Temporary tariffs would be applied to beef, lamb, poultry and some dairy products in the event of a 'no deal' Brexit
Temporary tariffs would be applied to beef, lamb, poultry and some dairy products in the event of a 'no deal' Brexit

A farming union has called on the government to ensure that imports of agri-food products are subject to the same tariffs customs as those that will be applied to exports from the UK.

Published earlier this year, farmers have expressed concern for the impact on agriculture with tariff rates either fully or partly removed in the event of a no-deal Brexit.

Some industry groups highlighted how they would leave farmers exposed to the full effects of competition from countries whose standards of production are often considerably lower than the UK's.

The applied tariff schedule means a sizeable reduction in tariff rates for incoming beef, poultry meat and dairy products.

It also means a complete removal of the tariffs barrier for the egg, cereal and vegetable sectors despite World Trade Organisation tariffs being placed on UK exports of these products to the EU.

Special tariff arrangements will apply to imports over the Irish land border, this means that all products crossing into Northern Ireland will have no tariff charged at all.

Northern Irish sheep farmers have said the tariff regime at the border with the Republic of Ireland would 'crush' the sector.

Because of these concerns, NFU Cymru has urged the new government to revisit the applied tariff rate set by the previous government in March this year.

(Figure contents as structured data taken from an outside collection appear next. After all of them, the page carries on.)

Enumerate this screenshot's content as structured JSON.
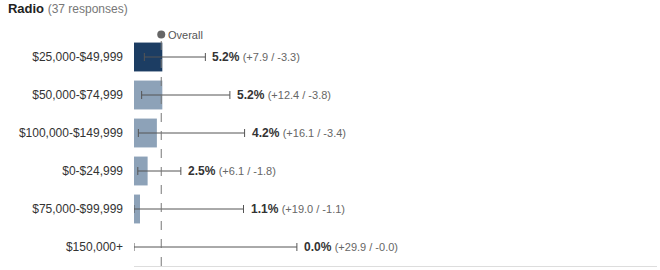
{
  "chart_data": {
    "type": "bar",
    "title": "Radio",
    "subtitle": "(37 responses)",
    "orientation": "horizontal",
    "categories": [
      "$25,000-$49,999",
      "$50,000-$74,999",
      "$100,000-$149,999",
      "$0-$24,999",
      "$75,000-$99,999",
      "$150,000+"
    ],
    "values": [
      5.2,
      5.2,
      4.2,
      2.5,
      1.1,
      0.0
    ],
    "value_labels": [
      "5.2%",
      "5.2%",
      "4.2%",
      "2.5%",
      "1.1%",
      "0.0%"
    ],
    "error_plus": [
      7.9,
      12.4,
      16.1,
      6.1,
      19.0,
      29.9
    ],
    "error_minus": [
      3.3,
      3.8,
      3.4,
      1.8,
      1.1,
      0.0
    ],
    "error_labels": [
      "(+7.9 / -3.3)",
      "(+12.4 / -3.8)",
      "(+16.1 / -3.4)",
      "(+6.1 / -1.8)",
      "(+19.0 / -1.1)",
      "(+29.9 / -0.0)"
    ],
    "colors": [
      "#1c3d63",
      "#8da2b8",
      "#8da2b8",
      "#8da2b8",
      "#8da2b8",
      "#8da2b8"
    ],
    "overall": {
      "label": "Overall",
      "value": 5.0
    },
    "xlim": [
      0,
      96
    ],
    "grid": false,
    "tick_labels": "y",
    "data_labels": true
  }
}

Speaking today (13 August) at Pembrokeshire Show, NFU Cymru President John Davies said: “We welcome the recognition from government for tariff protection in respect of lamb, which means that lamb imported into the UK faces the same 48% tariff rate as our exports of lamb to the EU27.

“However, the picture is a little more complex than that as the majority of lamb imported to the UK comes from New Zealand which will continue to be subject to a generous tariff free quota.”

“NFU Cymru is of the view that tariffs on agri-food products should be levied on a reciprocal basis, that is to say the tariff charged by the UK on goods entering the country matches the tariff charged on our exports of such goods.

“We have requested, through Secretary of State Alun Cairns, that these tariff rates are urgently reviewed with a view to ensuring that tariffs are applied on a reciprocal basis to provide some level of protection to the world leading standards our farmers adhere to the UK.”

Planning within the government has dramatically intensified for a no-deal Brexit under Prime Minister Boris Johnson.

NFU Cymru said that MPs must 'work tirelessly' for an agreement with the European Union to avert a no-deal 'at all costs'.